Dove occorre far presto

Una premessa, anzi due. La prima è che le restrizioni economiche sono ineludibili per avviare la ripresa economica italiana e nessun settore può essere risparmiato, anche se, come nel caso dei beni culturali, si tratta di quell’immenso giacimento d’arte che costituisce la ricchezza del futuro.
La seconda: per sua fortuna-sfortuna l’Italia possiede la maggior parte dei tesori d’arte del mondo. Non però concentrati solo nelle grandi città, bensì dispersi in tutto il territorio: una fitta rete di castelli, pievi, certose, conventi, ville settecentesche, ville romane, siti archeologici etruschi, sanniti, greci. Tutti bisognosi di tutela. Quindi di risorse economiche.

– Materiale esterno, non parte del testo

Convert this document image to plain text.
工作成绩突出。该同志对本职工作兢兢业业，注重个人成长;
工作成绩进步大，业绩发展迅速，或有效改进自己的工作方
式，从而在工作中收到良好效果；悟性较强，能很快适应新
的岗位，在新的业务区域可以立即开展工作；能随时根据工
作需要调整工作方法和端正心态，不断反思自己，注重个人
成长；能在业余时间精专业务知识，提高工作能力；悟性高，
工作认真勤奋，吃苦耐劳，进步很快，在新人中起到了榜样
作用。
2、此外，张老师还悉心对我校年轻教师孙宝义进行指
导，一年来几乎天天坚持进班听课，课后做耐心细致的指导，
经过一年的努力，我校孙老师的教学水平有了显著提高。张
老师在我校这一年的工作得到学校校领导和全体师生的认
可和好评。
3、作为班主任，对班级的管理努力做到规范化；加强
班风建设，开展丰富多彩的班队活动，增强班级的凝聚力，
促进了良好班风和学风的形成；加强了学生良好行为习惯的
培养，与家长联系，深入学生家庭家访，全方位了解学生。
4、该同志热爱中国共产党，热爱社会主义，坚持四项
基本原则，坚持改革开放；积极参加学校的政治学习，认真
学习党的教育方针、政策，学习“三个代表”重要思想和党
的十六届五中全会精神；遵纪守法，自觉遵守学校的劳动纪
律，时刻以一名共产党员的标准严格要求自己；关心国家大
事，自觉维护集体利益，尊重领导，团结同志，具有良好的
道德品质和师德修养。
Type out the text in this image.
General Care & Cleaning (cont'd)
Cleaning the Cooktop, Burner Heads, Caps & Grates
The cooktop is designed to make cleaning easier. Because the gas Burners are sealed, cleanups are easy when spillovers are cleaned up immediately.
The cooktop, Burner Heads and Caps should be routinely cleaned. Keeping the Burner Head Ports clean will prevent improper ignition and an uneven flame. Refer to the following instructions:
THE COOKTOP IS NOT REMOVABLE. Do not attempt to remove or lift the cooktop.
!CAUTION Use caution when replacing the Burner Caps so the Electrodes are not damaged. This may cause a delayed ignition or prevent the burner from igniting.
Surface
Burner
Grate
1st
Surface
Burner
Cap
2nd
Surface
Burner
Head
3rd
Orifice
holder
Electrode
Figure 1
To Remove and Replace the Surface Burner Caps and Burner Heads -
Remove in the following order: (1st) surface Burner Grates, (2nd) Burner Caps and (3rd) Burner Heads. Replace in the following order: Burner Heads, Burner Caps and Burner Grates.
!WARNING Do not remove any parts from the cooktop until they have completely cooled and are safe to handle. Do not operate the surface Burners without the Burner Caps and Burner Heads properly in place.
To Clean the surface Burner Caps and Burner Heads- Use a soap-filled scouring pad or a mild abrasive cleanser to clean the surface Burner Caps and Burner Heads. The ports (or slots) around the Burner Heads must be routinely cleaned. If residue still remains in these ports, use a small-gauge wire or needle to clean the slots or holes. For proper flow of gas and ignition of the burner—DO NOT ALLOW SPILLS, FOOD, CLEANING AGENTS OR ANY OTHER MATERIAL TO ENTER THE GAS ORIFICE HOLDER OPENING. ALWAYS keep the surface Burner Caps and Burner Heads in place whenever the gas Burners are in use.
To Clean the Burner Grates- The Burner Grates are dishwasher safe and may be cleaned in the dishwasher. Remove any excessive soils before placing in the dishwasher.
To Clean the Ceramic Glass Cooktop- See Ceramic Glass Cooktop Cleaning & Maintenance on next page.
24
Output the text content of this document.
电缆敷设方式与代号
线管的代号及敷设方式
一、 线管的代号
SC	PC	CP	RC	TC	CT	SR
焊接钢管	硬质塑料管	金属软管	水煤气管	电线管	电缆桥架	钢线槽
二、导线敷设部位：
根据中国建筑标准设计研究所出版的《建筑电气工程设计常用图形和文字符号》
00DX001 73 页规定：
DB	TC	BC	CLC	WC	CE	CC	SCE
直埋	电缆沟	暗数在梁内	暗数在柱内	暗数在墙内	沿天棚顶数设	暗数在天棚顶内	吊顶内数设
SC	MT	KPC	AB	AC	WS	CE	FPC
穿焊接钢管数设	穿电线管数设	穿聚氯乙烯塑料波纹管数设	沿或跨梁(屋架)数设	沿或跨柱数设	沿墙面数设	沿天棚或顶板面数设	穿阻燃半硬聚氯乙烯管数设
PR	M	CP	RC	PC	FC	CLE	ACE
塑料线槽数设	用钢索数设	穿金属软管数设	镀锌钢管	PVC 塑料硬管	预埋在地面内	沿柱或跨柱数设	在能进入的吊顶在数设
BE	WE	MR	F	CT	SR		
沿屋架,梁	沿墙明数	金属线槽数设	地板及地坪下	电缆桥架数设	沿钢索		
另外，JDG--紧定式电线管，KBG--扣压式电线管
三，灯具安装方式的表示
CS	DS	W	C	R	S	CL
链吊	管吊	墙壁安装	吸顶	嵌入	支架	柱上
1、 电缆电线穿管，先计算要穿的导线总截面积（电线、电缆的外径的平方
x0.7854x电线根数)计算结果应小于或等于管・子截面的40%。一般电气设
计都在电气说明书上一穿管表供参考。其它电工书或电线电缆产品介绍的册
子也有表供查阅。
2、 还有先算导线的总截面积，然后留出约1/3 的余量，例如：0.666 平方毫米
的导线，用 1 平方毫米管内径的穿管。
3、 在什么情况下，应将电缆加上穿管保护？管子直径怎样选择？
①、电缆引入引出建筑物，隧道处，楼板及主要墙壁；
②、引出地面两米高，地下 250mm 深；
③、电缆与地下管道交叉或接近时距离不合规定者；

Se chi scrive per una volta può fare un esempio pro domo sua, nel borgo medioevale marchigiano di Corinaldo, incluso nel Club dei borghi più belli d’Italia, è a grave rischio di crollo la pieve campestre di Santa Maria che cela al suo interno uno splendido altare del Cinquecento. Ma come destinare i 50 milioni di euro necessari al consolidamento della chiesetta, quando non si trovano i fondi per restaurare, nel centro del paese, la chiesa dell’Addolorata, gioiello settecentesco in pessime condizioni?
Una situazione che si ripete. Chi al di fuori degli abitanti dei luoghi circonvicini conosce Monticelli d’Ongina, paesino sulle rive del Po, incuneato tra le province di Piacenza e Cremona, e dominato dal turrito, castello dei Pallavicino? Il castello è stato ceduto dalla curia al comune che ora probabilmente si domanda che cosa fare di quell’oneroso regalo.
Italia Nostra ha di recente compilato una «Lista Rossa» che ha raccolto le segnalazioni di emergenze arrivate fino ad ora alla presidente Alessandra Mottola Molfino. Sono 147 i luoghi d’arte a grave rischio (in testa il Piemonte con 48). Tralasciando i fin troppo noti casi di Pompei e delle Mura Aureliane di Roma, nella lista si trovano le mura della città-fortezza a forma di stella di Palmanova in Friuli, le celebri ma instabili torri bolognesi Garisenda e degli Asinelli, le mura di San Gimignano in Toscana, la chiesa di Sant’Ignazio al Collegio Romano a Roma.
Marco Magnifico, vice presidente nazionale del FAI, sceglie cinque casi gravi: la Villa Reale di Monza in Lombardia; il centro storico dell’Aquila; il villaggio preistorico di Nola (Napoli) la «Pompei dell’età del bronzo», minacciata dall’innalzamento della falda acquifera; il tempio di Apollo a Selinunte in Sicilia ingabbiato dalle impalcature; il Real Sito di Carditello in Campania, sontuosa residenza dei Borbone, oggi in abbandono.


E come dimenticare (sempre a proposito dei “cattivi” Borbone) la Fonderia Ferdinandea voluta da Ferdinando II in Calabria, eccezionale esempio di archeologia industriale del Settecento? O la Certosa di Calci per la quale la Fondazione Cassa di Risparmio di Pisa, dopo avere speso quasi due milioni di euro in dieci anni, chiede ora il sostegno dello Stato? Ma il ministero dei Beni Culturali non risponde.